China’s $18.5 Billion Semiconductor Investment Project Fails, Employees ‘Asked to Resign’

China’s $18.5 Billion Semiconductor Investment Project Fails, Employees ‘Asked to Resign’
Workers are seen inside the production chain at a semiconductor manufacturing factory in Beijing, China on May 14, 2020. (Nicolas Asfouri/AFP via Getty Images)
3/2/2021
Updated:
3/2/2021

An $18.5 billion semiconductor manufacturing project in Wuhan City backed by the Chinese regime has failed, with employees having been “asked to resign” before Feb. 28.

Anonymous sources from Wuhan Hongxin Semiconductor Manufacturing Co. Ltd. (HSMC) told Caixin its employees “submitted resignation applications before Feb. 28 and completed the departure clearance before March 5.”

The notice was sent to the 240-member internal group chat with on Feb. 26.

The company, which was once touted as the Chinese Communist Party’s key to becoming a self-sufficient chipmaker, made clear that it had “no plan for resumption of work and production.”

Reports said that the company did not offer an explanation or any compensation plan.

Employees felt it hard to accept. One was quoted in the report as saying that “I did not expect HSMC to fail so quickly as there has been speculation that companies like Xiaomi or Huawei might take over.”

Launched in November 2017, HSMC alleged to receive 128 billion yuan ($18.5 billion) investment, with 10 percent directly funded by the Dongxihu district government in Wuhan, to turn Wuhan into a semiconductor manufacturing hub.

HSMC was highly valued by local officials and listed as a provincial-level major project in Hubei Province in 2018 and 2019, and a Wuhan city-level major project in 2020. Wuhan is the capital city of central China’s Hubei Province.

The company claimed on its official website, which was closed on Feb. 28, to have experience in making chips using 14-and 7-nanometer technology and smaller, and be able to produce 30,000 chips per month.

Several leading chip scientists from Taiwan Semiconductor Manufacturing Company, including executive Chiang Shang-yi, was poached when the phase one factory site was partially completed.

However, a telltale sign that the company had an irreconcilable gap in funding surfaced in November 2019. HSMC was involved in a dispute with Wuhan Huanyu, an engineering firm building the factory as a subcontractor, due to the delayed payments.
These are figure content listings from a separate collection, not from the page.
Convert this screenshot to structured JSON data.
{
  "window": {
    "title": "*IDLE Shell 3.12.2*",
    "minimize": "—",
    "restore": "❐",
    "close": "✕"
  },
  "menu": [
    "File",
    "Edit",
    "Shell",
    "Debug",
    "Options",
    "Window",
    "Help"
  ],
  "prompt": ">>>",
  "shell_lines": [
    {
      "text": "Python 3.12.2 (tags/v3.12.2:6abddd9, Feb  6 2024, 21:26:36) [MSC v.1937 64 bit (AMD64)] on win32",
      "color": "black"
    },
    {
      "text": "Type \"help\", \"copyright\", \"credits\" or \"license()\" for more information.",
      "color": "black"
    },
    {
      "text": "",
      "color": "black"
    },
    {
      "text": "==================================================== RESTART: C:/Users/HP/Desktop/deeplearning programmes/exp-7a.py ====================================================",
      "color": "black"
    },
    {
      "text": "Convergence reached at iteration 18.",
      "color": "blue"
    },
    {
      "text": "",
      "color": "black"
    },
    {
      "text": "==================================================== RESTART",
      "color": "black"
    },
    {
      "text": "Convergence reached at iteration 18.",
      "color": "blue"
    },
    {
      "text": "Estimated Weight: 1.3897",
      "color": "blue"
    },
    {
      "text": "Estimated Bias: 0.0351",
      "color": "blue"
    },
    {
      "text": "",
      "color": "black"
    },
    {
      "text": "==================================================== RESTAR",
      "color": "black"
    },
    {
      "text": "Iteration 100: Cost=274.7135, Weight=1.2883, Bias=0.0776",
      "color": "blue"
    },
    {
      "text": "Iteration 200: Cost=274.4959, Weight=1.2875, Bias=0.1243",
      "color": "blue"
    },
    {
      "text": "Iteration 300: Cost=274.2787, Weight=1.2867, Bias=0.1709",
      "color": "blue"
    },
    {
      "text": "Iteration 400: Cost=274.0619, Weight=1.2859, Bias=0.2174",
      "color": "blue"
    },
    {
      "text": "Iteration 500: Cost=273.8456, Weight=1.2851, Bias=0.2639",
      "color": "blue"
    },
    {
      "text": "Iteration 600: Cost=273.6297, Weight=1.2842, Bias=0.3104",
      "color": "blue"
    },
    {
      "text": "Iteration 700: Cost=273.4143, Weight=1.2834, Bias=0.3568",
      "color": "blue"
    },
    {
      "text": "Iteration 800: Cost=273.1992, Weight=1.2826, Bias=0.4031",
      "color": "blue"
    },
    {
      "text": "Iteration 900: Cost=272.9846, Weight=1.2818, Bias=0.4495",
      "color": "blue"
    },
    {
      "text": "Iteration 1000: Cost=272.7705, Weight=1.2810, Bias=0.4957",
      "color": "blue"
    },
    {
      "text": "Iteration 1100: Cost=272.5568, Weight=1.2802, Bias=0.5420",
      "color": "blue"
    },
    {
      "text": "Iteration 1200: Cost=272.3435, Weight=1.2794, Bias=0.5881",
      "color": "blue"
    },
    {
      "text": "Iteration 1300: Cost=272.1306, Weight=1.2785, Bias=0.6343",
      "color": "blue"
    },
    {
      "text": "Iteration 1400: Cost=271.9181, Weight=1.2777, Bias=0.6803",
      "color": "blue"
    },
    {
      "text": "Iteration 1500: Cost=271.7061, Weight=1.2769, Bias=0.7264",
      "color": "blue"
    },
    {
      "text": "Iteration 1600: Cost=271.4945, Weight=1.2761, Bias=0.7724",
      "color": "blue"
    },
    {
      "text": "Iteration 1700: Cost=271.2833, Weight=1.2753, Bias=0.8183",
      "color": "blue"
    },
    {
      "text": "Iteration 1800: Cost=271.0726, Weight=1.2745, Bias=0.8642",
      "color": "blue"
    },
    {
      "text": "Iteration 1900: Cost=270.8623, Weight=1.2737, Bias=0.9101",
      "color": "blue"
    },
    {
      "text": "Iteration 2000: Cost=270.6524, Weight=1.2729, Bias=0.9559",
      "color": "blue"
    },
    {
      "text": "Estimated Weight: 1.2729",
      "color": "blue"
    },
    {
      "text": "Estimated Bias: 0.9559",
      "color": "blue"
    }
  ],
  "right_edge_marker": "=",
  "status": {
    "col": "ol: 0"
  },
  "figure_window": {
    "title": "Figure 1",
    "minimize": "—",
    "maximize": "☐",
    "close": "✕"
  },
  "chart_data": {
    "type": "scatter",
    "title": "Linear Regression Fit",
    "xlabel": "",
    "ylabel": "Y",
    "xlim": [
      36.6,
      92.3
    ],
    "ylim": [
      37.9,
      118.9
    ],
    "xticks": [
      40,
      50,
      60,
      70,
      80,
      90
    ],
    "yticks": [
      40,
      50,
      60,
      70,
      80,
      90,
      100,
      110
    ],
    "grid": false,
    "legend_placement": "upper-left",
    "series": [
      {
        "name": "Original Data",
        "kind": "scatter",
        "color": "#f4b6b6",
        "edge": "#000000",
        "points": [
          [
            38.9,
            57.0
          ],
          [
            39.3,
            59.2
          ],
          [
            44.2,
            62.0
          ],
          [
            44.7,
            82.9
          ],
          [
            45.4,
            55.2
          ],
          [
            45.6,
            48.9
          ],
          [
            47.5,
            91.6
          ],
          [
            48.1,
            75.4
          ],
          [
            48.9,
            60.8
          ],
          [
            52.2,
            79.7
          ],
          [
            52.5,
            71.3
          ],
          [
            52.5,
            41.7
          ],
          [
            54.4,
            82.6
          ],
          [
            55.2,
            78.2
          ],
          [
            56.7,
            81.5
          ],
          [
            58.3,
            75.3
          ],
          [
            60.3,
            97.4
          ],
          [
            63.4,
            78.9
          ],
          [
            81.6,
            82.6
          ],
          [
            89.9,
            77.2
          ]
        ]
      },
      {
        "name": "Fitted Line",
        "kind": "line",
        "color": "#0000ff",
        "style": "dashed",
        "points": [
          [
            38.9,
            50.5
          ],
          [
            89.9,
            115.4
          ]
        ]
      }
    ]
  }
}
The project was then halted after the local court suspended the right to use the land for the next three years.

In November 2020, the two-year-old company was taken over by the Dongxihu district government, due to a “large funding gap” and the risk of “break in the capital chain at any time,” the local government report stated (.pdf).

Soon after, Chiang, the former CEO of HSMC, confirmed to the South China Morning Post that he had resigned in June, describing his experience with HSMC as a “nightmare.”

A mainland China media outlet commented that HSMC was a multi-billion dollar fraud. “The actual paid-up capital was zero” by the previous major shareholder—Beijing Guangliang Lantu Technology Company—while hundreds of millions in capital flowed from local government. The two founders of the chipmaking project, Cao Shan and Li Xueyan, did not have any semiconductor manufacturing background.

The analysis attributed the reason that HSMC could gain tremendous capital with almost zero credential to the Chinese regime’s rush to pump up its semiconductor industry.

HSMC is not the first setback to the CCP’s ambition to be self-sufficient in the technological field in the next five years. In the past year, at least six chipmaking projects went belly-up, and each received billions in investment, according to CCP’s mouthpiece Outlook Weekly.

Previously, Wang Zhijun, the vice minister of China’s Industry and Information Technology, expressed concerns about the “short-sighted investment” and “abandoned projects” in the Chinese semiconductor industry.